I'm really glad that I brought my hoodie with me, I'm going to have to dig it out of the trunk of the car!
Gotta go, time to pack up the car and get on the road. I'll write more tonight.
13 April 2007
Sick and Tired and Brains and Hail
I've been fighting a mild cold all week. It's not bad enough to keep me in bed all day, but I feel like I'm operating on about 50% of my usual steampower. I bet you didn't know I run on steam, did you? That's why my ass is so big, to make room for the boiler.
I haven't really been able to stay home from work to recover, because this week has been one of the busiest I can remember, and next week will be about the same. So will this weekend; I have to go in to the office tomorrow.
I'm going to need for you to go ahead and come in on Saturday, mmkay? Oh, oh, and I almost forgot. Ahh, I'm also gonna need you to go ahead and come in on Sunday, too.I went to work late two days this week (sanctioned by my very cool boss, of course) so I could try to get a little extra sleep in the morning, since I've also been having trouble staying asleep all night. I'm physically tired from the cold and the insomnia, and mentally tired from a long week at work.
Do you ever get that feeling where it seems like your brain is simply full? It's a weird physical discomfort as well as a mental one, like you've short circuited. It's hard to think, and impossible to find motivation to care about what you're supposed to be caring about. The brain has shut and locked all its windows and put up a sign on the medulla oblongata stating, "No solicitors. This means you." Anything you try to force into it bounces right off.
At that point, the only things to be done are: a little solitaire or sudoku, or a walk across the street to JD's for a sugar cookie and cherry limeade, or an insane laughfest over the cubes (it helps when it's 4 p.m. on a Friday and everyone's feeling the same as you), or Karen's entertainment news report. Basically, something that doesn't require any actual brain processing power.
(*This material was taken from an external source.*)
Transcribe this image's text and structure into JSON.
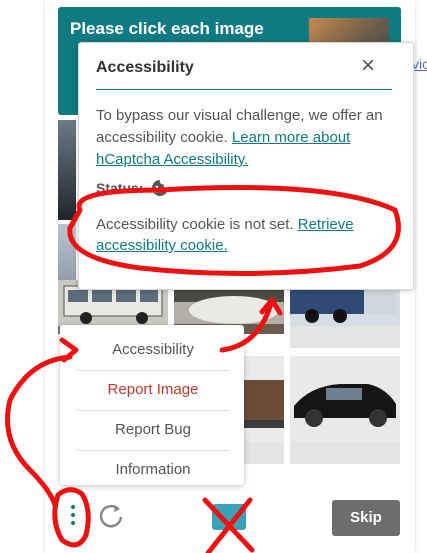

This evening, a big storm rolled through. I got home from work, complete with hard-boiled brain, and laid down on the bed trying to figure out if I had the energy to go out to dinner with Leslie for her birthday (unfortunately I didn't... I simply wouldn't be able to be "on" and social in any capacity this evening). A few minutes later, the tornado siren in our neighborhood started blaring. We turned on the TV weather station and decided to prepare the closet under the stairs for shelter. Doc rounded up the fuzzy kids, I got the cat carriers out of the garage, and we filled up a couple of water jugs. We put everything plus my cell phone and the laptop in the stairs closet. The tornadoes dissipated before they reached our area, but we did get quarter sized hail for a while, and then some nice hard rain.
01 March 2007
Got tickets! Etcetera
WOOHOO! I am now the proud owner of two tickets to the Police concert in Dallas in June!! Through an odd set of circumstances, I was able to obtain them through a special ticket pre-sale. I think that I will also try to get some tickets at the regular sale on Saturday, to sell on eBay and make my money back.
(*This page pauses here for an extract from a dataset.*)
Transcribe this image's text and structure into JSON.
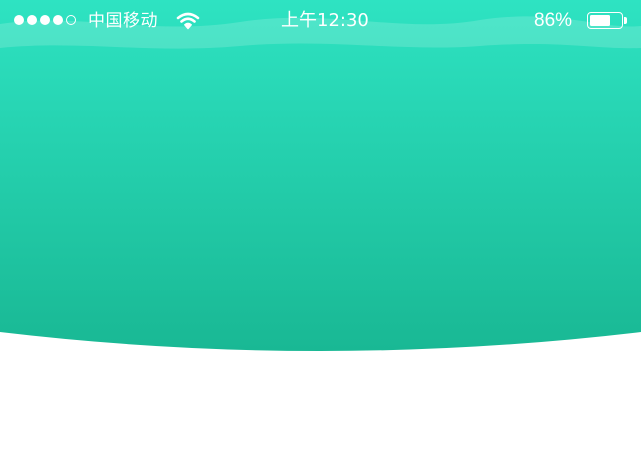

You seriously don't want to know how much I paid for these tickets. I have NEVER spent this much money on concert tickets before. I sure hope that it will be worth it.
Recent updates:
I got a promotion and a raise at work, and to go along with that, I also get an employee of my very own: a junior designer. I will be shaping the mind and talents of a young artist. Wish me luck!!
Tuesday night I went out for dinner and drinks with Kathryn and Yvonne. I had a fantastic time. It was lovely patio weather once again, and great company.
Today is Brittney's birthday. Happy birthday, if you're reading this!!!!!
We visited our tax man this evening. We owe the government more money than we paid for our down payment on our house (we planned for it, and have enough). Ah, the joys of self employment. At least it wasn't quite as big a bill as we'd thought that it would be.
I got an e-mail from a researcher at the USDA Wind Erosion Research Unit in Kansas, asking permission to publish the photo I took of the dust storm last Sunday on their web site. Pretty cool, eh?
I just made myself sick trying to take a spinny chair photo for my photo of the day. I had to stop because my tummy was churning dangerously.
I just realized that the word "etcetera" contains "cetera," as in the singer Peter Cetera of Chicago fame. So I wonder, if your name was something like Edward Thomas Cetera, you could go by E.T. Cetera. That would be pretty damn funny.
Labels: music, photography, storm, weather, work
24 February 2007
21 February 2007
20 February 2007
Heathaze

The trees and I are shaken by
That same wind, but, whereas
The trees will lose their withered leaves
I just can't seem to let them loose
And they can't refresh me, those hot winds of the south
Labels: weather
30 November 2006
november snowstorm
The unseasonable warmth of the past week collapsed under the weight of a wintry storm. Snow fell for hours. Tiny ice pellets coated my car.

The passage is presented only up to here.